CMS released its final 2023 Medicare Advantage capitation and Part C and D rate announcement April 5.
Seven things to know:
Change in payments
The federal agency announced an effective growth rate of 4.88 percent and an 8.5 percent average revenue increase for Medicare Advantage and Part D plans.
Program of All-Inclusive Care for the Elderly risk adjustment
Payments to PACE organizations will continue to use the 2017 CMS-HCC model in 2023 to calculate non-end stage renal disease risk scores.
Medicare Advantage coding pattern adjustment
CMS is finalizing a coding pattern adjustment of 5.9 percent for 2023.
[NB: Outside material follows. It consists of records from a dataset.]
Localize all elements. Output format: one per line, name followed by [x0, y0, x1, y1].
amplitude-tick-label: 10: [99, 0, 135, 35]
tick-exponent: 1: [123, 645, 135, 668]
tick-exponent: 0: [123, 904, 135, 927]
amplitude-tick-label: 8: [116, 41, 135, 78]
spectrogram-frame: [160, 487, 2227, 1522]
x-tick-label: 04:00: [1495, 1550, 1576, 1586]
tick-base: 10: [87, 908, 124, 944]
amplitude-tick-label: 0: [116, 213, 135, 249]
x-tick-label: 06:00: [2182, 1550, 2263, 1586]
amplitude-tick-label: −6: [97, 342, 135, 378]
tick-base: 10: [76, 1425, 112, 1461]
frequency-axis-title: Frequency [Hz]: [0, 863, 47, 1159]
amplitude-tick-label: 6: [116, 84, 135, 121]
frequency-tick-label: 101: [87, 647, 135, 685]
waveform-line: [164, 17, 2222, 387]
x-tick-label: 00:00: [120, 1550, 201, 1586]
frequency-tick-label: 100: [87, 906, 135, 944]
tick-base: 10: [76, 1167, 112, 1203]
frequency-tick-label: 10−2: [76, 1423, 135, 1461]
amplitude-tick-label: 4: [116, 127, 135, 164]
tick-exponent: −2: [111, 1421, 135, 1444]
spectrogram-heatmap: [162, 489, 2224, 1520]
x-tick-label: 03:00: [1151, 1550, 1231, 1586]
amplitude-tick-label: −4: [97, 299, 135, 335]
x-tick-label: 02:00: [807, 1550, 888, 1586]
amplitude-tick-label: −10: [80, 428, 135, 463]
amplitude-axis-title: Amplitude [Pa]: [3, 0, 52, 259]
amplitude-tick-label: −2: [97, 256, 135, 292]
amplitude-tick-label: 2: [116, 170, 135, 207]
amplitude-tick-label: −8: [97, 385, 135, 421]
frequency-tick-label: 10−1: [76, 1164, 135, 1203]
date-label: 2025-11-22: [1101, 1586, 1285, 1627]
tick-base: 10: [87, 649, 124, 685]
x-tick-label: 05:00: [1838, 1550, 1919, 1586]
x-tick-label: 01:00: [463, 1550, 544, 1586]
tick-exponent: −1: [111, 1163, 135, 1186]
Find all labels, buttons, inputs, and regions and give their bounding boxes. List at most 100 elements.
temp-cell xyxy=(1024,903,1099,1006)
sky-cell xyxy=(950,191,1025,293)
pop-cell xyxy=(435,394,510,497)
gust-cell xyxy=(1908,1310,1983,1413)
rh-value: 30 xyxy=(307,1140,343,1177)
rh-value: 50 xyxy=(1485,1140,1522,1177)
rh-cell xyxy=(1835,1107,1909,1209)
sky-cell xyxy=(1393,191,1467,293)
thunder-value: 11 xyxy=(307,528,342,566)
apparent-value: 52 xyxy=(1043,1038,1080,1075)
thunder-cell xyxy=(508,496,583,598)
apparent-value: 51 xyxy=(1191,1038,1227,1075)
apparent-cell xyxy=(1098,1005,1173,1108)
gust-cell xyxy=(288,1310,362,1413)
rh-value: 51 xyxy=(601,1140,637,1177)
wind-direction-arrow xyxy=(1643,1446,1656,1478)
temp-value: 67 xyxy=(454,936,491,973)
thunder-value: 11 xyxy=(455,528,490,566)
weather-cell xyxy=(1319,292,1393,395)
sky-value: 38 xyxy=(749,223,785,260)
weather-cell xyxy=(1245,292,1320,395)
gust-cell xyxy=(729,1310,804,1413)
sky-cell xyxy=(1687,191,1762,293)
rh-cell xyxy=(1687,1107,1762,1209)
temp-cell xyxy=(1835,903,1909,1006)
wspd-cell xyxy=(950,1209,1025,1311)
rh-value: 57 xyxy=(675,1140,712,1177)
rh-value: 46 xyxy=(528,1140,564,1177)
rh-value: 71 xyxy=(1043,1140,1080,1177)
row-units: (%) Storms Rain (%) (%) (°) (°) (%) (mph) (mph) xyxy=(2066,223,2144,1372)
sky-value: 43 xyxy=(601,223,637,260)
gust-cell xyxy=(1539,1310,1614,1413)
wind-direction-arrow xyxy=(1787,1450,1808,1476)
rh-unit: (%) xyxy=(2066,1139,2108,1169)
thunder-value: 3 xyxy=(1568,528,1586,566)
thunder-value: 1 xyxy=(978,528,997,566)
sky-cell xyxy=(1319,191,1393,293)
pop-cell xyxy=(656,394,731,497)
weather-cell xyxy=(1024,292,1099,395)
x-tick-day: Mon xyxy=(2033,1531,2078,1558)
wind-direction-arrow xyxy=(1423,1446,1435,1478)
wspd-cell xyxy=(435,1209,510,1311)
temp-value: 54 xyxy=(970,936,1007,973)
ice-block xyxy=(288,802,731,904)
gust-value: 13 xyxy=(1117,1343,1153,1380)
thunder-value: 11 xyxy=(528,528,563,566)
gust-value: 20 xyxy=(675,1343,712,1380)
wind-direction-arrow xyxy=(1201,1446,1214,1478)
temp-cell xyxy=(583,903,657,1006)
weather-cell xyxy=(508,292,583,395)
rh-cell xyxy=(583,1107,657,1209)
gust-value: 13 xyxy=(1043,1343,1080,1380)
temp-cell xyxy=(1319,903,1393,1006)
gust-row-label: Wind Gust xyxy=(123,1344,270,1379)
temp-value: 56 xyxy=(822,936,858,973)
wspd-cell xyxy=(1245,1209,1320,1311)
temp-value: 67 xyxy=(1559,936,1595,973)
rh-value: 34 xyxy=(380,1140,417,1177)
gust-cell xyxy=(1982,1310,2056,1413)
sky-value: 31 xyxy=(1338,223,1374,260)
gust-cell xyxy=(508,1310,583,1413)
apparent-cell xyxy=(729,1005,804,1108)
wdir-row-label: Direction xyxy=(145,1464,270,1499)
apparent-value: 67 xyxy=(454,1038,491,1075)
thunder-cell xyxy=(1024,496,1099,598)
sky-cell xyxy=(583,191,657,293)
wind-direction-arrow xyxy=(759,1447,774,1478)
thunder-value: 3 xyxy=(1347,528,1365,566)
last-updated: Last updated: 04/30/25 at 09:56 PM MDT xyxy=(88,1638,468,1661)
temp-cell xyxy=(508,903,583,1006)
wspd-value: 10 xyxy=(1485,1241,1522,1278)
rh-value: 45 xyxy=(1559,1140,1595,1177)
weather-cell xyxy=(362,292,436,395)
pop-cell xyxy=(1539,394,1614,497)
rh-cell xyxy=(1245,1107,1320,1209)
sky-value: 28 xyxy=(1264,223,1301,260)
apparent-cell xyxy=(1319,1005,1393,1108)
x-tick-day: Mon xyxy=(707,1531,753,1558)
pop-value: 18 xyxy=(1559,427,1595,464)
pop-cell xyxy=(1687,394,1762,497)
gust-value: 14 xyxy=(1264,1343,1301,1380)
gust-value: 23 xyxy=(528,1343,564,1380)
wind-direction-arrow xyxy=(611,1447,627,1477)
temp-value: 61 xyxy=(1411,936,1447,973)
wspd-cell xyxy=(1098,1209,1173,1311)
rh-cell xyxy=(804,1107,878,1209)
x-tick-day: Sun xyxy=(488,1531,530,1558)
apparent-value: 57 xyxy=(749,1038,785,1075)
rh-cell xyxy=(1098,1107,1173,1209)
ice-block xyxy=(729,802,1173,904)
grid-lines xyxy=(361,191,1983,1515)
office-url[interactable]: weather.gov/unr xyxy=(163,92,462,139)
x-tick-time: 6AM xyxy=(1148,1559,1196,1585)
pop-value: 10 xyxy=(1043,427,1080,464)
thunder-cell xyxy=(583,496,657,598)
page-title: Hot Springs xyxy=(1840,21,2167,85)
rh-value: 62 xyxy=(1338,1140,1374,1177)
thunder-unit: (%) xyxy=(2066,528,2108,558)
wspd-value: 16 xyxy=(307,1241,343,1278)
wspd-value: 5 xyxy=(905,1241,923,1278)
Medicare Advantage normalization factor
In 2023, CMS will calculate the normalization factor by projecting the payment year risk score using a trend that is based on five historical years of fee-for-service risk scores under the payment year model.
Part D risk adjustment
The federal agency is proposing the use of an updated version of the RxHCC risk adjustment model for Part D sponsors other than PACE. The updated model includes a clinical update to the RxHCCs and an update to the data years using the same approach used to filter diagnoses from encounter data records for risk score calculation.
Part C and D star ratings
CMS asked for feedback in the 2023 advance notice on plans to enhance reporting of stratified Part C and D star ratings measures by social risk factors to help Medicare Advantage and Part D sponsors identify improvement opportunities. Nearly all stakeholders supported stratified reporting, and CMS will begin sharing confidential stratified reports with contracts this spring.
Part C risk adjustment
CMS will continue two policies: calculating 100 percent of the risk score using the 2020 CMS-HCC model and calculating risk scores for Medicare Advantage enrollees using diagnoses exclusively from Medicare Advantage encounter data submissions and fee-for-service claims.